The bulk of Alphabet’s revenue came from its advertising business. Sales there rose by just 13%, to $56.3 billion, however, as marketers cut back on spending amid inflationary pressures. One year ago, Alphabet’s advertising revenue had grown by an impressive 69%. YouTube also took a big hit, with sales rising just 5% to $7.34 billion, having jumped by 84% one year earlier.
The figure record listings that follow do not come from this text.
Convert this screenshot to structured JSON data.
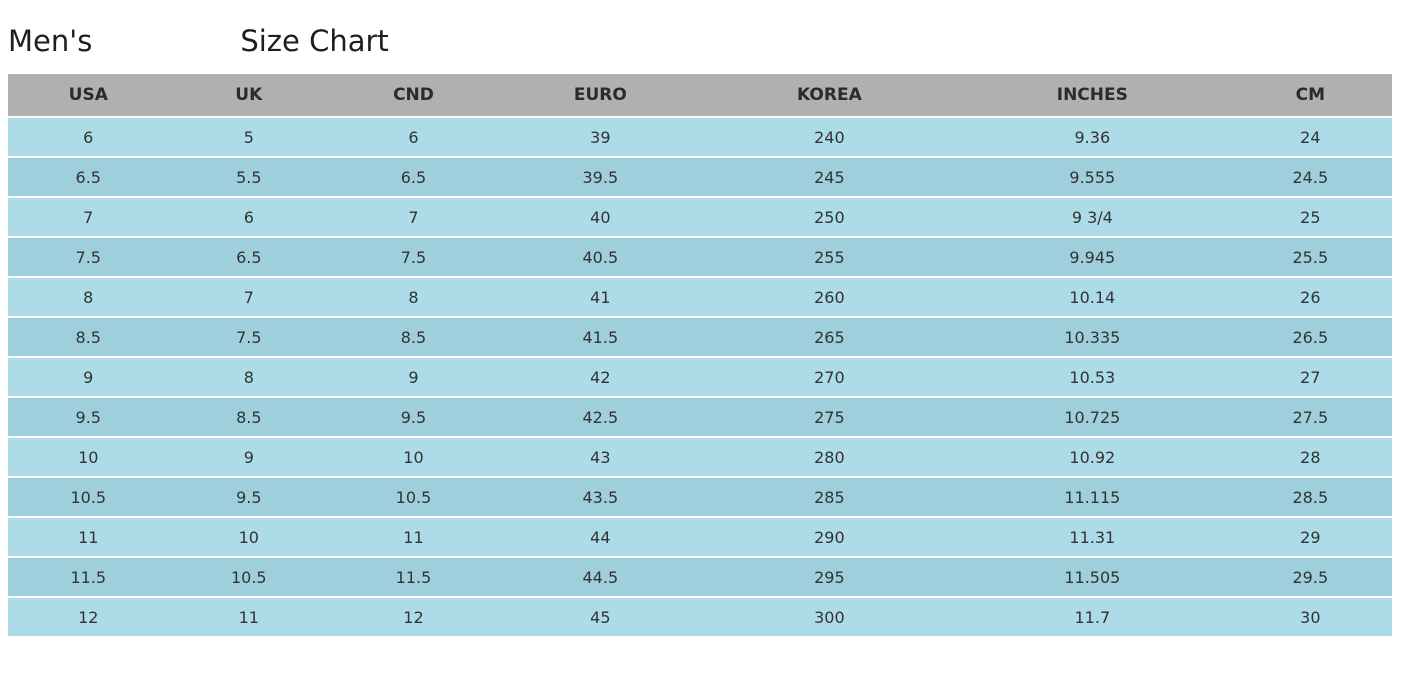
{
  "title": {
    "prefix": "Men's",
    "suffix": "Size Chart"
  },
  "colors": {
    "header_bg": "#b0b0b0",
    "header_text": "#2b2b2b",
    "row_light": "#aedbe8",
    "row_dark": "#9fcfdd",
    "cell_text": "#333333",
    "title_text": "#1e1e1e",
    "page_bg": "#ffffff"
  },
  "chart_data": {
    "type": "table",
    "title": "Men's Size Chart",
    "columns": [
      "USA",
      "UK",
      "CND",
      "EURO",
      "KOREA",
      "INCHES",
      "CM"
    ],
    "rows": [
      [
        "6",
        "5",
        "6",
        "39",
        "240",
        "9.36",
        "24"
      ],
      [
        "6.5",
        "5.5",
        "6.5",
        "39.5",
        "245",
        "9.555",
        "24.5"
      ],
      [
        "7",
        "6",
        "7",
        "40",
        "250",
        "9 3/4",
        "25"
      ],
      [
        "7.5",
        "6.5",
        "7.5",
        "40.5",
        "255",
        "9.945",
        "25.5"
      ],
      [
        "8",
        "7",
        "8",
        "41",
        "260",
        "10.14",
        "26"
      ],
      [
        "8.5",
        "7.5",
        "8.5",
        "41.5",
        "265",
        "10.335",
        "26.5"
      ],
      [
        "9",
        "8",
        "9",
        "42",
        "270",
        "10.53",
        "27"
      ],
      [
        "9.5",
        "8.5",
        "9.5",
        "42.5",
        "275",
        "10.725",
        "27.5"
      ],
      [
        "10",
        "9",
        "10",
        "43",
        "280",
        "10.92",
        "28"
      ],
      [
        "10.5",
        "9.5",
        "10.5",
        "43.5",
        "285",
        "11.115",
        "28.5"
      ],
      [
        "11",
        "10",
        "11",
        "44",
        "290",
        "11.31",
        "29"
      ],
      [
        "11.5",
        "10.5",
        "11.5",
        "44.5",
        "295",
        "11.505",
        "29.5"
      ],
      [
        "12",
        "11",
        "12",
        "45",
        "300",
        "11.7",
        "30"
      ]
    ]
  }
}
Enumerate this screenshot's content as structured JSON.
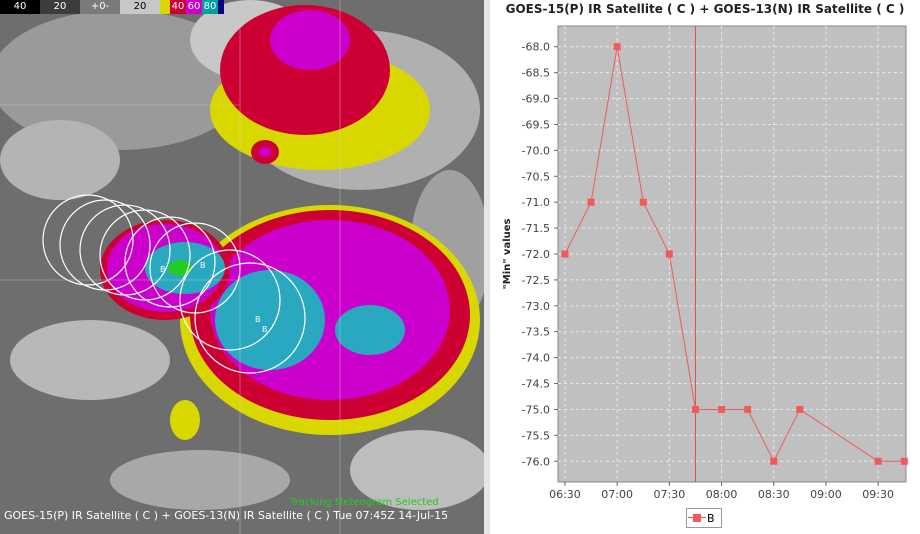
{
  "map": {
    "colorbar": [
      {
        "label": "40",
        "color": "#000000"
      },
      {
        "label": "20",
        "color": "#3c3c3c"
      },
      {
        "label": "+0-",
        "color": "#7a7a7a"
      },
      {
        "label": "20",
        "color": "#c8c8c8"
      },
      {
        "label": "",
        "color": "#d8d800"
      },
      {
        "label": "40",
        "color": "#cc0033"
      },
      {
        "label": "60",
        "color": "#cc00cc"
      },
      {
        "label": "80",
        "color": "#00a0a0"
      },
      {
        "label": "",
        "color": "#000080"
      }
    ],
    "caption": "GOES-15(P) IR Satellite ( C )  + GOES-13(N) IR Satellite ( C )   Tue 07:45Z 14-Jul-15",
    "overlay_text": "Tracking Meteogram Selected",
    "marker_label": "B"
  },
  "chart_data": {
    "type": "line",
    "title": "GOES-15(P) IR Satellite ( C )  + GOES-13(N) IR Satellite ( C )",
    "ylabel": "\"Min\" values",
    "xlabel": "",
    "x_ticks": [
      "06:30",
      "07:00",
      "07:30",
      "08:00",
      "08:30",
      "09:00",
      "09:30"
    ],
    "y_ticks": [
      "-68.0",
      "-68.5",
      "-69.0",
      "-69.5",
      "-70.0",
      "-70.5",
      "-71.0",
      "-71.5",
      "-72.0",
      "-72.5",
      "-73.0",
      "-73.5",
      "-74.0",
      "-74.5",
      "-75.0",
      "-75.5",
      "-76.0"
    ],
    "ylim": [
      -76.4,
      -67.6
    ],
    "xlim": [
      "06:26",
      "09:46"
    ],
    "grid": true,
    "legend_position": "bottom",
    "series": [
      {
        "name": "B",
        "color": "#f05a5a",
        "x": [
          "06:30",
          "06:45",
          "07:00",
          "07:15",
          "07:30",
          "07:45",
          "08:00",
          "08:15",
          "08:30",
          "08:45",
          "09:30",
          "09:45"
        ],
        "values": [
          -72.0,
          -71.0,
          -68.0,
          -71.0,
          -72.0,
          -75.0,
          -75.0,
          -75.0,
          -76.0,
          -75.0,
          -76.0,
          -76.0
        ]
      }
    ],
    "cursor_time": "07:45"
  }
}
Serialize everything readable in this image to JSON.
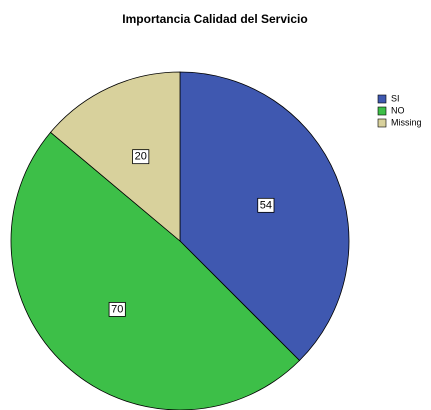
{
  "chart_data": {
    "type": "pie",
    "title": "Importancia Calidad del Servicio",
    "categories": [
      "SI",
      "NO",
      "Missing"
    ],
    "values": [
      54,
      70,
      20
    ],
    "colors": [
      "#3f58b0",
      "#3dbf48",
      "#d8d19c"
    ],
    "legend": "upper right"
  }
}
Revenue from Alphabet’s Other Bets segment, which includes businesses such as Waymo, the self-driving car unit, came to $193 million, up by just $1 million from the year before.
In a conference call, Alphabet Chief Financial Officer Ruth Porat said currency fluctuations resulting from a strengthening U.S. dollar had knocked about 3.7% from the company’s revenue growth. Further, she warned that the strength of the dollar will likely hit next quarter’s results even harder. Without providing a formal revenue outlook for the third quarter, she said to expect tough year-over-year comparisons due to the company’s previous pandemic-fueled growth 12 months earlier.
“Going forward, the very strong revenue performance last year continues to create tough comps that will weigh on year on year growth rates of advertising revenues for the remainder of the year,” Porat said. “In YouTube and Network, the pullbacks in spend by some advertisers in the second quarter reflects uncertainty about a number of factors that are challenging to disaggregate.”
Holger Mueller of Constellation Research Inc. said it was quite a turn of events to see that Alphabet’s growth has fallen to an “almost pedestrian level”, with YouTube revenue and sales in Europe, Middle East, Africa and Asia Pacific regions all rising by less than 10% in the quarter. He pointed to Google Cloud as the major highlight in the quarter with its 35% revenue growth, but even that came at an operating loss.
“There is a good chance for Google Cloud to overtake YouTube in terms of revenue for the first time in upcoming quarters, which would certainly be an emancipation for the business,” Mueller said. “Another encouraging sign is that Google almost spend more on its research and development efforts than it did on its sales and marketing and general and administrative costs. At the same time, CFO Ruth Porat stressed the importance of Google investing carefully, and CEO Sundar Pichai talked about Google’s deep computer science efforts, which suggests an increased focus on AI and machine learning.”
David Wagner of Aptus Capital Advisors told SiliconANGLE that Alphabet’s main challenge is slowing down its expenses in order to match the post-pandemic slowdown that it’s facing. He expects to see a further drop in advertising revenue over the next three months. That said, he was mostly optimistic about the coming quarter.
“We think Alphabet has more relative revenue stability given breadth of advertisers, more expense flexibility than most peers, healthy margins that will minimize cash flow concerns, and opportunity to support stock with buybacks,” Wagner said. “Overall it was a miss better than feared.”